The setting and the depiction of Siân’s complex personality and thoughts are closely connected and the result is powerful. However, you will need every ounce of your patience with the sorrowful existence of Magnus who is the epitome of the manipulative ignorant who knows nothing about anything and wishes to diminish every sense of the importance of History, Remembrance and Religion. The only thing he has on his mind is how to find a woman to get laid. Small wonder his search is futile...We know his type too well…

‘’What would she do if she heard the cry?’’

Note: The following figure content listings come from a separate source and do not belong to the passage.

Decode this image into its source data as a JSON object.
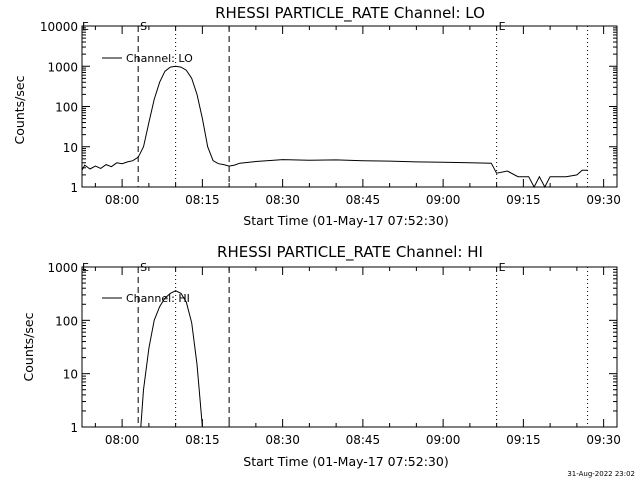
{
  "chart_data": [
    {
      "type": "line",
      "title": "RHESSI PARTICLE_RATE Channel: LO",
      "xlabel": "Start Time (01-May-17 07:52:30)",
      "ylabel": "Counts/sec",
      "yscale": "log",
      "ylim": [
        1,
        10000
      ],
      "xlim": [
        "07:52:30",
        "09:32:30"
      ],
      "x_tick_labels": [
        "08:00",
        "08:15",
        "08:30",
        "08:45",
        "09:00",
        "09:15",
        "09:30"
      ],
      "y_tick_labels": [
        "1",
        "10",
        "100",
        "1000",
        "10000"
      ],
      "legend": {
        "position": "top-left",
        "entries": [
          "Channel: LO"
        ]
      },
      "markers": [
        {
          "label": "S",
          "x": "08:03",
          "style": "dashed"
        },
        {
          "label": "",
          "x": "08:10",
          "style": "dotted"
        },
        {
          "label": "",
          "x": "08:20",
          "style": "dashed"
        },
        {
          "label": "E",
          "x": "09:10",
          "style": "dotted"
        },
        {
          "label": "",
          "x": "09:27",
          "style": "dotted"
        }
      ],
      "corner_label": "E",
      "series": [
        {
          "name": "Channel: LO",
          "points": [
            [
              "07:52:30",
              2.6
            ],
            [
              "07:53",
              3.5
            ],
            [
              "07:54",
              2.8
            ],
            [
              "07:55",
              3.3
            ],
            [
              "07:56",
              2.9
            ],
            [
              "07:57",
              3.6
            ],
            [
              "07:58",
              3.2
            ],
            [
              "07:59",
              4.0
            ],
            [
              "08:00",
              3.8
            ],
            [
              "08:01",
              4.2
            ],
            [
              "08:02",
              4.5
            ],
            [
              "08:03",
              5.5
            ],
            [
              "08:04",
              10
            ],
            [
              "08:05",
              40
            ],
            [
              "08:06",
              150
            ],
            [
              "08:07",
              400
            ],
            [
              "08:08",
              750
            ],
            [
              "08:09",
              950
            ],
            [
              "08:10",
              1000
            ],
            [
              "08:11",
              950
            ],
            [
              "08:12",
              800
            ],
            [
              "08:13",
              500
            ],
            [
              "08:14",
              200
            ],
            [
              "08:15",
              50
            ],
            [
              "08:16",
              10
            ],
            [
              "08:17",
              4.5
            ],
            [
              "08:18",
              3.8
            ],
            [
              "08:19",
              3.6
            ],
            [
              "08:20",
              3.3
            ],
            [
              "08:21",
              3.5
            ],
            [
              "08:22",
              3.9
            ],
            [
              "08:25",
              4.3
            ],
            [
              "08:30",
              4.8
            ],
            [
              "08:35",
              4.6
            ],
            [
              "08:40",
              4.7
            ],
            [
              "08:45",
              4.5
            ],
            [
              "08:50",
              4.4
            ],
            [
              "08:55",
              4.2
            ],
            [
              "09:00",
              4.1
            ],
            [
              "09:05",
              4.0
            ],
            [
              "09:09",
              3.9
            ],
            [
              "09:10",
              2.2
            ],
            [
              "09:12",
              2.5
            ],
            [
              "09:14",
              1.8
            ],
            [
              "09:16",
              1.8
            ],
            [
              "09:17",
              1.0
            ],
            [
              "09:18",
              1.8
            ],
            [
              "09:19",
              1.0
            ],
            [
              "09:20",
              1.8
            ],
            [
              "09:23",
              1.8
            ],
            [
              "09:25",
              2.0
            ],
            [
              "09:26",
              2.6
            ],
            [
              "09:27",
              2.6
            ]
          ]
        }
      ]
    },
    {
      "type": "line",
      "title": "RHESSI PARTICLE_RATE Channel: HI",
      "xlabel": "Start Time (01-May-17 07:52:30)",
      "ylabel": "Counts/sec",
      "yscale": "log",
      "ylim": [
        1,
        1000
      ],
      "xlim": [
        "07:52:30",
        "09:32:30"
      ],
      "x_tick_labels": [
        "08:00",
        "08:15",
        "08:30",
        "08:45",
        "09:00",
        "09:15",
        "09:30"
      ],
      "y_tick_labels": [
        "1",
        "10",
        "100",
        "1000"
      ],
      "legend": {
        "position": "top-left",
        "entries": [
          "Channel: HI"
        ]
      },
      "markers": [
        {
          "label": "S",
          "x": "08:03",
          "style": "dashed"
        },
        {
          "label": "",
          "x": "08:10",
          "style": "dotted"
        },
        {
          "label": "",
          "x": "08:20",
          "style": "dashed"
        },
        {
          "label": "E",
          "x": "09:10",
          "style": "dotted"
        },
        {
          "label": "",
          "x": "09:27",
          "style": "dotted"
        }
      ],
      "corner_label": "E",
      "series": [
        {
          "name": "Channel: HI",
          "points": [
            [
              "08:03:30",
              1.0
            ],
            [
              "08:04",
              5
            ],
            [
              "08:05",
              30
            ],
            [
              "08:06",
              100
            ],
            [
              "08:07",
              180
            ],
            [
              "08:08",
              260
            ],
            [
              "08:09",
              320
            ],
            [
              "08:10",
              360
            ],
            [
              "08:11",
              320
            ],
            [
              "08:12",
              220
            ],
            [
              "08:13",
              90
            ],
            [
              "08:14",
              15
            ],
            [
              "08:15",
              1.0
            ]
          ]
        }
      ]
    }
  ],
  "footer": {
    "timestamp": "31-Aug-2022 23:02"
  }
}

In The Courage Consort, a special musical ensemble, aiming to bring new composers into focus, is gathered in a villa in Belgium. Battling with the suffocating summer heat and with each other’s fixations, ambitions and mentality, Catherine must find the strength to overcome her suicidal thoughts and the grip of a controlling, holier-than-thou husband. And what exactly is this cry that can be heard each night, coming from the forest?

Faber brilliantly depicts the difficulty and tension that comes with sharing your private space with coworkers from different cultural and social backgrounds, especially when you find yourself in a foreign country, obliged to satisfy an ‘’artist’’ who thinks he is Mozart for the modern audience. Catherine's uncertainty and kindness, Dagmar’s razor-sharp honesty and intelligence, Julian’s idiocy, Ben’s silence and Roger’s fake notion of expertise create a bomb that can go off at any second while the setting of the villa more than brings to mind the legendary gathering of the greats in a villa in Geneva where Mary Shelley conceived Frankenstein.

The two novels may seem independent of each other, at first glance, but the themes that connect them are many. The significance of Music and Architecture, the need to preserve our past through History and offer it as a sacrifice to our contemporary times that consist of ephemeral ‘’wonders’’ of dubious quality. The games our mind plays on us, the need for women to distance themselves from manipulative men and forge a path of their own, free from defining themselves as someone’s wife or girlfriend.

Set in haunting and haunted locations, Faber showcases his astonishing talent of depicting complex individuals and strained social relationships, influenced by the past and the environment.

‘’You who find this; You who read this - Pray for her, I beg of you!